Contexte : les microARN ('miARN') répriment des gènes-cibles spécifiques, reconnus par complémentarité de séquence entre les miARN et l'ARNm-cible. On a toujours considéré que les sites phylogénétiquement conservés étaient fonctionnels. Nous allons ici explorer les situations dans lesquelles un miARN a été perdu ou acquis dans un clade animal donné, et évaluer quels sites sont seulement conservés dans les clades possédant le miARN. L'abondance des génomes animaux séquencés permet une mesure précise de la pression de sélection pour des milliers de sites de complémentarité pour des dizaines de miARN ayant été sélectivement acquis ou perdus dans certains clades. Il est à prévoir que les résultats de ces travaux révisent profondément notre connaissance de la régulation des gènes par les miARN. Et puisque les mêmes concepts s'appliquent également à d'autres régulateurs (facteurs de transcription, protéines de fixation à l'ARN), nous explorerons aussi la généralisation de nos conclusions à ces autres régulateurs.
Le contrat a une durée de 12 mois, renouvelable pour 12 mois supplémentaires.
Activités
- Extraction des séquences des 3´ UTR de gènes-cibles candidats dans une variété d'espèce, et alignement.
- Mesure de la pression de sélection sur chaque site de complémentarité dans les différents clades d'intérêt, à partir de l'alignement des 3´ UTR.
- Comparaison des pressions de sélection sur les sites de complémentarité aux miARN, entre des clades d'âges évolutifs identiques ou différents.
- Généralisation aux sites de fixation de facteurs de transcription, et de protéines de fixation à l'ARN.
Compétences
La personne retenue devra avoir une thèse en bio-informatique avec un intérêt clair pour la phylogénomique, ou une thèse en phylogénomique avec un intérêt clair pour la bio-informatique. Notre laboratoire propose d'excellentes opportunités d'apprentissage, à la fois en bio-informatique et dans l'interaction avec la biologie expérimentale. Chaque ancien membre de l'équipe qui a passé plus d'un an dans l'équipe a publié son travail avec nous, et nous sommes très attentifs à la formation et au succès professionnel de chacun.
Compétences techniques attendues :
- Programmation en bash, Perl et R.
- Connaissances de base en génétique moléculaire.
- Connaissances de base en phylogénétique.
Contexte de travail
Le laboratoire d'accueil est l'Institut de génétique humaine (https://www.igh.cnrs.fr/), à Montpellier, et l'équipe d'accueil est l'équipe 'Impact systémique des petits ARN régulateurs' (PI : Hervé Seitz). L'institut est constitué d'environ 200 personnes, avec une grosse composante internationale ; l'équipe est actuellement constituée de 6 personnes (site web de l'équipe : https://www.igh.cnrs.fr/fr/recherche/departements/genetique-et-developpement/impact-systemique-des-petits-arn-regulateurs).

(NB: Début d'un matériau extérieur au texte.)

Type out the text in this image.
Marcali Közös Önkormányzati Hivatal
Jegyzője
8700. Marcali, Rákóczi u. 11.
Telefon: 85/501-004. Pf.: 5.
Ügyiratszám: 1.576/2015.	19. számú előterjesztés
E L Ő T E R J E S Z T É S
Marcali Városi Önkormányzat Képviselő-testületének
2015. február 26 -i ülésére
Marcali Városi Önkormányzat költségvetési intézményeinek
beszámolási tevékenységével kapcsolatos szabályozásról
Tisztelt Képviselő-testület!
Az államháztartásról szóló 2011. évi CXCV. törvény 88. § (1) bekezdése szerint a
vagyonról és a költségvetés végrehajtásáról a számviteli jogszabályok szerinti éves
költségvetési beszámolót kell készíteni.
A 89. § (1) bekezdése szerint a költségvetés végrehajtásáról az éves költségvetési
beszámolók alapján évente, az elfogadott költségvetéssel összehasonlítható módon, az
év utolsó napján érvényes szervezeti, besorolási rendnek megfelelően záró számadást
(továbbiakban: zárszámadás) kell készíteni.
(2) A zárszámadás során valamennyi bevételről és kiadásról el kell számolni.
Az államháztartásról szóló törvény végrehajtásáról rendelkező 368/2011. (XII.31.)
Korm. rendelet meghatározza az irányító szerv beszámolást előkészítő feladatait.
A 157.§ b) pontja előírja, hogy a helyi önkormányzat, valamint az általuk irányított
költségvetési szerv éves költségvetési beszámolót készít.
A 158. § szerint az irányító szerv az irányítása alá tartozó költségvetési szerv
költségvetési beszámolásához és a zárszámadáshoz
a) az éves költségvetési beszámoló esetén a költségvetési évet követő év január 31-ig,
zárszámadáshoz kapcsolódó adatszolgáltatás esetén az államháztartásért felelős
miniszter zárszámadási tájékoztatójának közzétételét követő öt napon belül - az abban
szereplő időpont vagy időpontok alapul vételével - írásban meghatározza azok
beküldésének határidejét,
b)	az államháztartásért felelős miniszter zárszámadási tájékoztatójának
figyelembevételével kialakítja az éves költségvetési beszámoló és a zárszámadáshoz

Notre équipe s'intéresse au contrôle de caractéristiques phénotypiques par les miARN. Les méthodes actuelles, expérimentales et informatiques, identifient des centaines de cibles pour chaque miARN, mais les observations in vivo suggèrent que seules quelques-unes de ces interactions sont biologiquement importantes - les autres sont rendues sans conséquence par l'atténuation homéostatique. Même la génomique comparative échoue à distinguer les cibles conséquentes des cibles inconséquentes, parce que de nombreux sites de complémentarité aux miARN sont conservés indépendamment du miARN. Notre intérêt majeur réside dans l'identification des cibles biologiquement importantes des miARN, en utilisant à la fois des méthodes expérimentales et informatiques.
Contraintes et risques
Pas de contrainte ou risque particulier.
Informations complémentaires
Notre laboratoire accorde une grande importance à la coopérativité et à la transparence. Nous sommes très attachés au partage de nos scripts, et données brutes, intermédiaires et processées, de manière à ce que nos résultats publiés soient intégralement reproductibles, à l'octet près.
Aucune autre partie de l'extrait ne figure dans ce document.